C

The Internship

The Internship

Product placement is one thing; building a whole movie around the glorification of a multinational corporation is something else entirely. Essentially a feature-length sponsored post, The Internship casts Vince Vaughn and Owen Wilson as middle-aged salesmen who find themselves competing against braniac college kids for a job at Google. As the film incessantly reminds viewers, the company—envisioned here as a professional paradise, where the food is free, diversity is key, and cars drive themselves—is regularly voted the greatest place to work in America. Characters go further, describing it as an “engine for change,” the “Garden of Eden,” and “the best amusement park you’ve ever been to, times a million.” If this excessively flattering farce is to be believed, Googliness is next to godliness.

Occasionally, the relentless PR campaign pauses long enough for someone to make a joke or two. Look past all the Google-gushing, and The Internship operates like a run-of-the-mill campus comedy, populated almost exclusively with archetypes: the disapproving authority figure (Aasif Mandvi, quite funny in his handful of scenes), the snooty rich-kid villain (Max Minghella, still playing students seven years after Art School Confidential), and a smoking-hot professor type (Rose Byrne) who slowly succumbs to Wilson’s aww-shucks charisma. There’s also a lovable group of underdogs—the movie’s version of a misfit fraternity—who learn to cut loose, work together, and love their older, out-of-touch teammates.

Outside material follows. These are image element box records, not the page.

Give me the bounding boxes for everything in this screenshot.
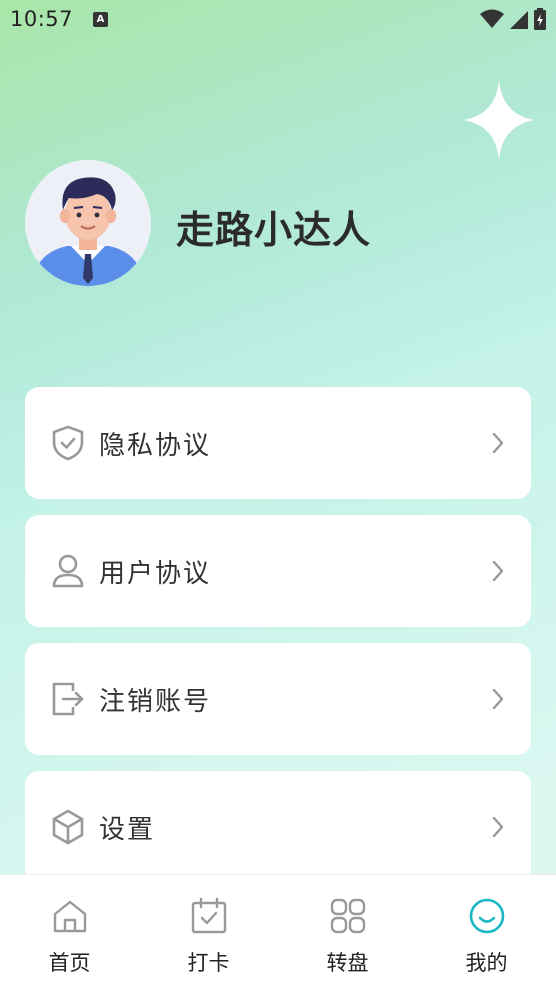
calendar-check-icon xyxy=(191,897,226,934)
menu-label-privacy: 隐私协议 xyxy=(99,431,212,461)
grid-icon xyxy=(330,898,365,934)
notification-icon: A xyxy=(93,11,109,27)
avatar[interactable] xyxy=(25,160,151,286)
nav-item-home[interactable]: 首页 xyxy=(0,875,139,988)
nav-label-home: 首页 xyxy=(48,951,91,975)
menu-item-delete-account[interactable]: 注销账号 xyxy=(25,643,531,755)
menu-item-settings[interactable]: 设置 xyxy=(25,771,531,883)
menu-label-user-agreement: 用户协议 xyxy=(99,559,212,589)
user-icon xyxy=(52,554,84,588)
home-icon xyxy=(53,900,86,933)
shield-check-icon xyxy=(52,425,84,461)
signal-icon xyxy=(510,11,528,29)
chevron-right-icon xyxy=(492,688,504,710)
status-bar: 10:57 A xyxy=(0,0,556,38)
sparkle-icon xyxy=(464,80,534,160)
chevron-right-icon xyxy=(492,432,504,454)
chevron-right-icon xyxy=(492,560,504,582)
username: 走路小达人 xyxy=(176,208,372,252)
status-icons xyxy=(480,8,546,30)
chevron-right-icon xyxy=(492,816,504,838)
menu-item-privacy[interactable]: 隐私协议 xyxy=(25,387,531,499)
bottom-nav: 首页 打卡 转盘 我的 xyxy=(0,874,556,988)
menu-label-delete-account: 注销账号 xyxy=(99,687,212,717)
status-time: 10:57 xyxy=(10,7,74,31)
wifi-icon xyxy=(480,9,504,28)
nav-item-mine[interactable]: 我的 xyxy=(417,875,556,988)
nav-item-wheel[interactable]: 转盘 xyxy=(278,875,417,988)
menu-item-user-agreement[interactable]: 用户协议 xyxy=(25,515,531,627)
nav-label-wheel: 转盘 xyxy=(326,951,369,975)
menu-label-settings: 设置 xyxy=(99,815,156,845)
cube-icon xyxy=(52,809,84,845)
smile-icon xyxy=(469,898,504,934)
man-avatar-icon xyxy=(25,160,151,286)
nav-label-mine: 我的 xyxy=(465,951,508,975)
nav-item-checkin[interactable]: 打卡 xyxy=(139,875,278,988)
logout-icon xyxy=(52,682,84,716)
nav-label-checkin: 打卡 xyxy=(187,951,230,975)
battery-icon xyxy=(534,8,546,30)
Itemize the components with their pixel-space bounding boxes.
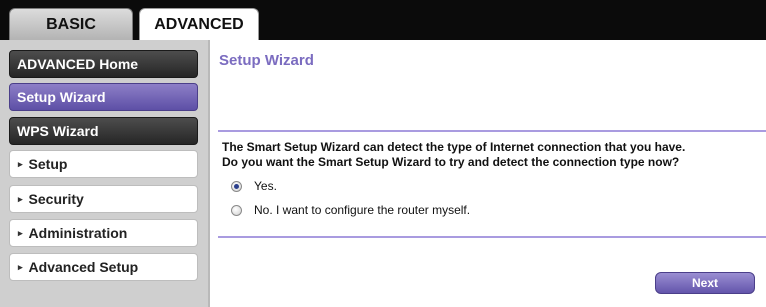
sidebar-item-wps-wizard[interactable]: WPS Wizard [9, 117, 198, 145]
sidebar-item-setup-wizard[interactable]: Setup Wizard [9, 83, 198, 111]
sidebar-item-label: ADVANCED Home [17, 56, 139, 72]
sidebar-item-administration[interactable]: ▸ Administration [9, 219, 198, 247]
sidebar-item-label: WPS Wizard [17, 123, 99, 139]
option-no-label: No. I want to configure the router mysel… [254, 203, 471, 217]
sidebar-item-security[interactable]: ▸ Security [9, 185, 198, 213]
radio-yes[interactable] [231, 180, 242, 192]
sidebar-item-label: Setup [28, 156, 68, 172]
description-line-2: Do you want the Smart Setup Wizard to tr… [222, 155, 680, 169]
sidebar-item-advanced-home[interactable]: ADVANCED Home [9, 50, 198, 78]
sidebar-item-label: Setup Wizard [17, 89, 106, 105]
sidebar-item-label: Administration [28, 225, 128, 241]
expand-arrow-icon: ▸ [18, 261, 23, 272]
sidebar-item-label: Security [28, 191, 84, 207]
sidebar-item-advanced-setup[interactable]: ▸ Advanced Setup [9, 253, 198, 281]
tab-advanced[interactable]: ADVANCED [139, 8, 259, 40]
divider-top [218, 130, 766, 132]
expand-arrow-icon: ▸ [18, 158, 23, 169]
expand-arrow-icon: ▸ [18, 227, 23, 238]
top-tab-bar: BASIC ADVANCED [0, 0, 766, 40]
description-line-1: The Smart Setup Wizard can detect the ty… [222, 140, 686, 154]
expand-arrow-icon: ▸ [18, 193, 23, 204]
sidebar-divider [208, 40, 210, 307]
divider-bottom [218, 236, 766, 238]
tab-basic[interactable]: BASIC [9, 8, 133, 40]
sidebar-item-label: Advanced Setup [28, 259, 139, 275]
option-yes-label: Yes. [254, 179, 277, 193]
radio-no[interactable] [231, 204, 242, 216]
next-button[interactable]: Next [655, 272, 755, 294]
option-no[interactable]: No. I want to configure the router mysel… [231, 203, 470, 217]
page-title: Setup Wizard [219, 52, 314, 69]
sidebar-item-setup[interactable]: ▸ Setup [9, 150, 198, 178]
option-yes[interactable]: Yes. [231, 179, 277, 193]
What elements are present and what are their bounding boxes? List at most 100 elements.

Much of the supposed humor derives from the cluelessness of Vaughn and Wilson, who reference “obscure” ’80s films like Flashdance, somehow know about The Hunger Games but not Harry Potter, and say “on-the-line” instead of “online.” How do two grown men without even a passing understanding of the Internet score internships at the world’s leading web company? Basically, by telling a sob story during their interview and positioning themselves as victims of the financial collapse. After all, Google isn’t made of stone! If corporations really were people, it would be the benevolent billionaire who buys the orphanage. Or Tony Stark, glowing with gadgets but out to save the world.

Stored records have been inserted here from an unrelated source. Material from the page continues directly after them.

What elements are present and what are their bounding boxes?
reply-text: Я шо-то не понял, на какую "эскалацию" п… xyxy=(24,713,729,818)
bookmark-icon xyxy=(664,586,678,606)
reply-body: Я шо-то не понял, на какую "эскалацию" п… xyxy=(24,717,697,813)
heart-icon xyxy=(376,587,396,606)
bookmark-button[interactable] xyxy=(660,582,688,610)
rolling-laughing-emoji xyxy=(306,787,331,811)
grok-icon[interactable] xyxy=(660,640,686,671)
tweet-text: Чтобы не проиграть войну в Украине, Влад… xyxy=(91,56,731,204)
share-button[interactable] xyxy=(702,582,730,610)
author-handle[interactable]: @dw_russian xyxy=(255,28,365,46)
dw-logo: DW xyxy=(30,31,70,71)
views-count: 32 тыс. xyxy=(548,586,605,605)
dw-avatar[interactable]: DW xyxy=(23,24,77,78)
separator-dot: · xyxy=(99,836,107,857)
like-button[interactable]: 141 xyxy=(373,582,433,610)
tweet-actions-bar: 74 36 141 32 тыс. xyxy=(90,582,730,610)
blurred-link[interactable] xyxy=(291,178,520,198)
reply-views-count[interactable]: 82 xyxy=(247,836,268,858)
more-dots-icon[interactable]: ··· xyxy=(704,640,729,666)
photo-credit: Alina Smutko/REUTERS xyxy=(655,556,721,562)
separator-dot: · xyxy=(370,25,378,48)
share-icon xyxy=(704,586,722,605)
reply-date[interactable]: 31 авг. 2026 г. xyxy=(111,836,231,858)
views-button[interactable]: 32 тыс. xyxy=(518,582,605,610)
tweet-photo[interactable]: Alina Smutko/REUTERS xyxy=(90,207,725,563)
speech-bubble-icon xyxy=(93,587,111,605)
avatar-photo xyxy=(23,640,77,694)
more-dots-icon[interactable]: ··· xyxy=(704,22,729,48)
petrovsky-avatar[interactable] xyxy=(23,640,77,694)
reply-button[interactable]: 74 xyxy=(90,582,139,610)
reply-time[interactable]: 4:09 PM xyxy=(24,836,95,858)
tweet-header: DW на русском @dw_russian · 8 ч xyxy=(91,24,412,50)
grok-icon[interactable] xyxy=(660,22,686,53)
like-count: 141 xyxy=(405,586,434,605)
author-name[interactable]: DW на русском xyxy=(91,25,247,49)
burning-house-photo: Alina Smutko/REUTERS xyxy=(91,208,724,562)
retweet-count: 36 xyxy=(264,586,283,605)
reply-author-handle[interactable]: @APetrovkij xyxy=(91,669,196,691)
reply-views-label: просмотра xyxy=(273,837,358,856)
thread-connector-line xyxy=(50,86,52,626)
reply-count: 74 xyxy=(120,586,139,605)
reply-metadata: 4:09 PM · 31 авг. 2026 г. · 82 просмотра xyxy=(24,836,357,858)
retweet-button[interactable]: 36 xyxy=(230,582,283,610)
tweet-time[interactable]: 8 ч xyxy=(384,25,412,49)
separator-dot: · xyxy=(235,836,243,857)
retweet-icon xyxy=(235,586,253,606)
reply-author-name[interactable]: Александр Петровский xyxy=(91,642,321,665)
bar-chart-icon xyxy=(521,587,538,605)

As a de facto Wedding Crashers sequel, The Internship is exceptionally mild; even an impromptu strip-club visit feels SFW. Can the tameness be attributed to director Shawn Levy, tireless purveyor of bland PG-13 romps? Or did the producers not want to risk alienating the image-conscious corporation they shamelessly lionize? Either way, there’s something modestly charming about the kindler, gentler shtick the Crashers develop here. Vaughn, who’s been on asshole autopilot for about a decade, seems especially liberated by the chance to play a character so irrepressibly optimistic. (His relentless attempts to befriend Mandvi provide a few honest chuckles.) But then, the real star of The Internship is Google itself, and what a self-aggrandizing diva she is. In one final insult, the movie presents the company as a noble savior of small businesses, beating back an economic depression one sponsorship sale at a time. It’s enough to make a lifelong Googler want to switch to Bing.